How Workday is using BigPanda to increase availability SLA
It’s always great to get a shout-out from a customer, so I was thrilled to read a post on “Medium” written by our friends at Workday that talks about BigPanda!
In the post, Owen Sullivan, Software Development Manager at Workday, discusses how Workday raised their availability SLA from an already industry-leading 99.5% to 99.7%, and how one of the key drivers they see for delivering on this promise is efficient monitoring. As part of that, they recently added Prometheus to their monitoring infrastructure, gaining improved visibility into their service health with new metrics and alerts.

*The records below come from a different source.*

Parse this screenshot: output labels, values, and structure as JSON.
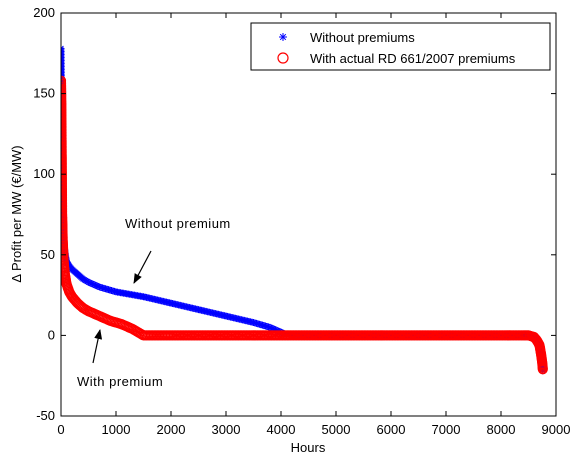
{
  "chart_data": {
    "type": "scatter",
    "title": "",
    "xlabel": "Hours",
    "ylabel": "Δ Profit per MW (€/MW)",
    "xlim": [
      0,
      9000
    ],
    "ylim": [
      -50,
      200
    ],
    "xticks": [
      0,
      1000,
      2000,
      3000,
      4000,
      5000,
      6000,
      7000,
      8000,
      9000
    ],
    "yticks": [
      -50,
      0,
      50,
      100,
      150,
      200
    ],
    "grid": false,
    "legend_position": "top-right",
    "series": [
      {
        "name": "Without premiums",
        "marker": "asterisk",
        "color": "#0000ff",
        "x": [
          0,
          5,
          10,
          15,
          20,
          25,
          30,
          40,
          50,
          60,
          80,
          100,
          150,
          200,
          300,
          400,
          500,
          700,
          1000,
          1500,
          2000,
          2500,
          3000,
          3500,
          3800,
          4000,
          4100,
          4500,
          5000,
          6000,
          7000,
          8000,
          8400,
          8500,
          8600,
          8650,
          8700,
          8730,
          8750,
          8760
        ],
        "y": [
          178,
          163,
          145,
          125,
          100,
          88,
          80,
          68,
          60,
          55,
          50,
          46,
          43,
          41,
          38,
          35,
          33,
          30,
          27,
          24,
          20,
          16,
          12,
          8,
          5,
          2,
          0.5,
          0,
          0,
          0,
          0,
          0,
          0,
          0,
          -1,
          -3,
          -6,
          -12,
          -17,
          -22
        ]
      },
      {
        "name": "With actual RD 661/2007 premiums",
        "marker": "circle",
        "color": "#ff0000",
        "x": [
          0,
          5,
          10,
          15,
          20,
          25,
          30,
          40,
          50,
          70,
          100,
          150,
          200,
          300,
          400,
          500,
          700,
          900,
          1100,
          1300,
          1400,
          1500,
          2000,
          3000,
          4000,
          5000,
          6000,
          7000,
          8000,
          8400,
          8500,
          8600,
          8650,
          8700,
          8730,
          8750,
          8760
        ],
        "y": [
          158,
          145,
          124,
          100,
          75,
          68,
          60,
          52,
          45,
          38,
          32,
          27,
          24,
          20,
          17,
          15,
          12,
          9,
          7,
          4,
          2,
          0,
          0,
          0,
          0,
          0,
          0,
          0,
          0,
          0,
          0,
          -1,
          -3,
          -6,
          -12,
          -17,
          -21
        ]
      }
    ],
    "annotations": [
      {
        "text": "Without premium",
        "points_to": [
          2200,
          25
        ]
      },
      {
        "text": "With premium",
        "points_to": [
          1300,
          3
        ]
      }
    ]
  }
}
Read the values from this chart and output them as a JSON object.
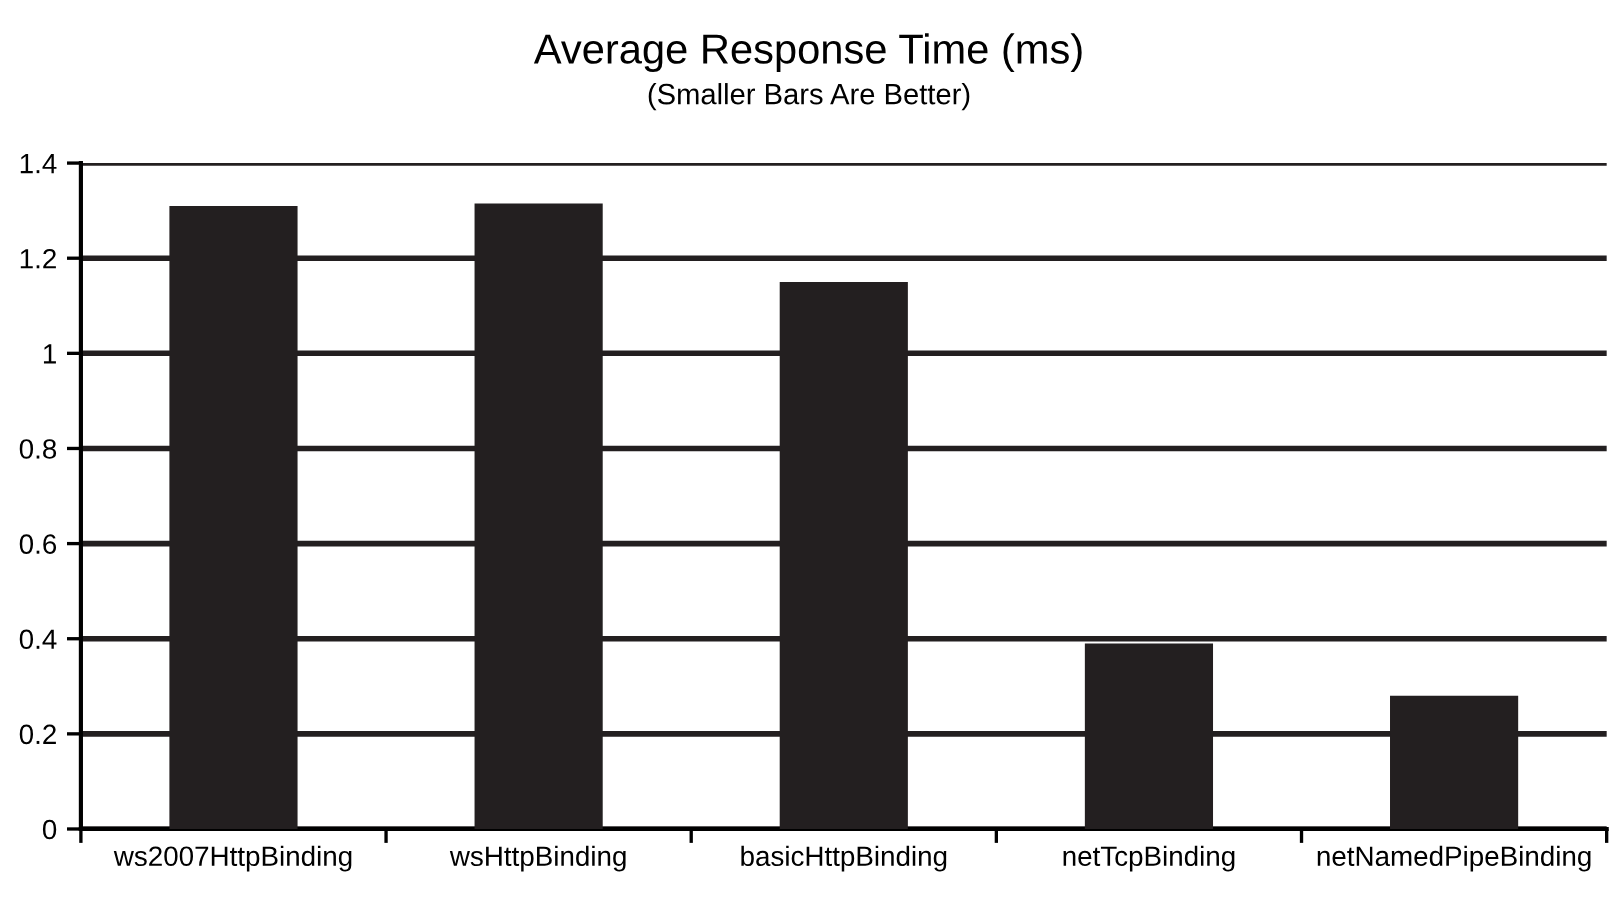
{
  "chart_data": {
    "type": "bar",
    "title": "Average Response Time (ms)",
    "subtitle": "(Smaller Bars Are Better)",
    "categories": [
      "ws2007HttpBinding",
      "wsHttpBinding",
      "basicHttpBinding",
      "netTcpBinding",
      "netNamedPipeBinding"
    ],
    "values": [
      1.31,
      1.315,
      1.15,
      0.39,
      0.28
    ],
    "color": "#231f20",
    "ylim": [
      0,
      1.4
    ],
    "yticks": [
      0,
      0.2,
      0.4,
      0.6,
      0.8,
      1,
      1.2,
      1.4
    ],
    "grid": "y",
    "legend": false
  }
}
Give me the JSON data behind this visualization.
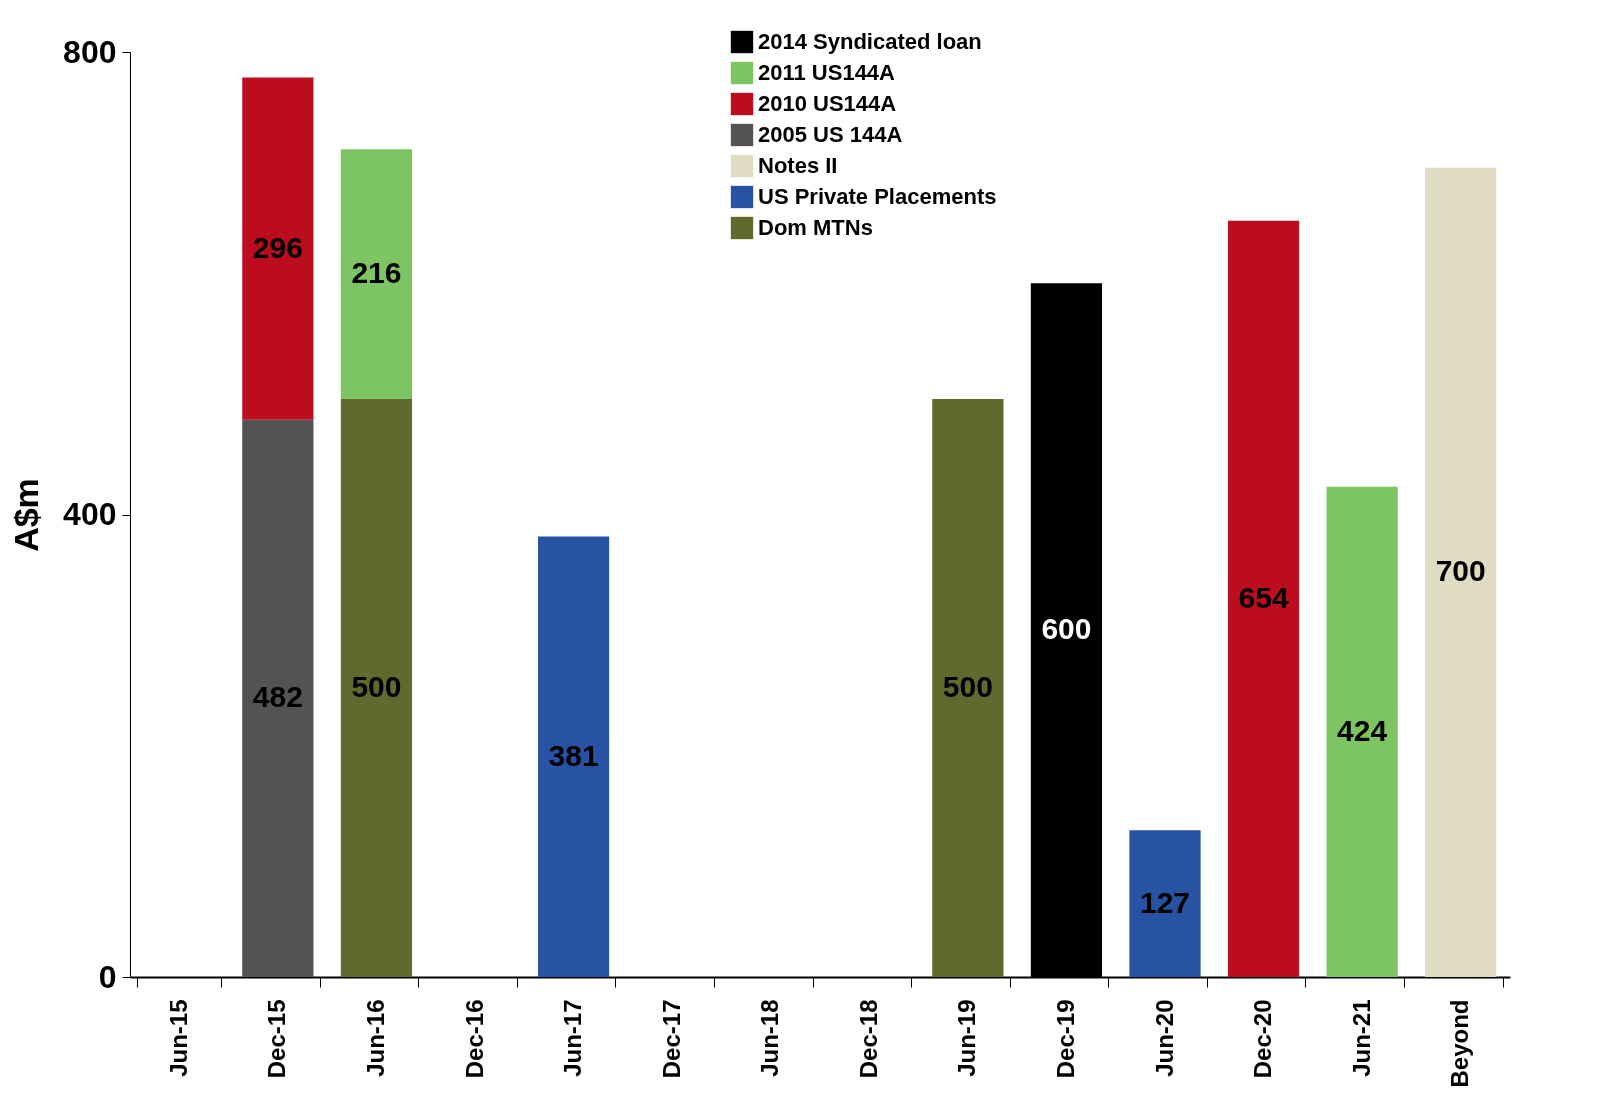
{
  "chart_data": {
    "type": "bar",
    "stacked": true,
    "ylabel": "A$m",
    "categories": [
      "Jun-15",
      "Dec-15",
      "Jun-16",
      "Dec-16",
      "Jun-17",
      "Dec-17",
      "Jun-18",
      "Dec-18",
      "Jun-19",
      "Dec-19",
      "Jun-20",
      "Dec-20",
      "Jun-21",
      "Beyond"
    ],
    "series": [
      {
        "name": "Dom MTNs",
        "color": "#5f6a2e",
        "values": [
          null,
          null,
          500,
          null,
          null,
          null,
          null,
          null,
          500,
          null,
          null,
          null,
          null,
          null
        ]
      },
      {
        "name": "US Private Placements",
        "color": "#2852a3",
        "values": [
          null,
          null,
          null,
          null,
          381,
          null,
          null,
          null,
          null,
          null,
          127,
          null,
          null,
          null
        ]
      },
      {
        "name": "Notes II",
        "color": "#e0dbc3",
        "values": [
          null,
          null,
          null,
          null,
          null,
          null,
          null,
          null,
          null,
          null,
          null,
          null,
          null,
          700
        ]
      },
      {
        "name": "2005 US 144A",
        "color": "#535353",
        "values": [
          null,
          482,
          null,
          null,
          null,
          null,
          null,
          null,
          null,
          null,
          null,
          null,
          null,
          null
        ]
      },
      {
        "name": "2010 US144A",
        "color": "#bc0d1f",
        "values": [
          null,
          296,
          null,
          null,
          null,
          null,
          null,
          null,
          null,
          null,
          null,
          654,
          null,
          null
        ]
      },
      {
        "name": "2011 US144A",
        "color": "#7dc462",
        "values": [
          null,
          null,
          216,
          null,
          null,
          null,
          null,
          null,
          null,
          null,
          null,
          null,
          424,
          null
        ]
      },
      {
        "name": "2014 Syndicated loan",
        "color": "#000000",
        "values": [
          null,
          null,
          null,
          null,
          null,
          null,
          null,
          null,
          null,
          600,
          null,
          null,
          null,
          null
        ]
      }
    ],
    "ylim": [
      0,
      800
    ],
    "yticks": [
      0,
      400,
      800
    ],
    "grid": false,
    "legend": "top",
    "data_labels": true
  }
}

But as is always the case, while adding much-needed visibility and value to individuals and teams, these new metrics and alerts also added, in Owen’s words, “a firehose of data noise.” Owen continues to explain:
“ [these alerts] tended to stay around forever, even if they were added for a transient issue. And at the same time, Workday keeps growing and advancing our product offering… The combined effect made it difficult to know which consoles to look at in emergent situations”.
So the first step they took to address this issue was… wait for it… deploying BigPanda!
“BigPanda uses machine learning to correlate alerts into insight-rich incidents and present them in a single pane of glass. This makes it easier to respond to, and resolve, problems in our infrastructure”.
Couldn’t have said it better myself.
I could go on – but I think it would be better to hear it straight from the source . It’s much more convincing…
And – you can take a peek at Owen’s new puppies!
Thanks Owen, for the mention. At BigPanda, we’re thrilled and honored to partner with you in your success.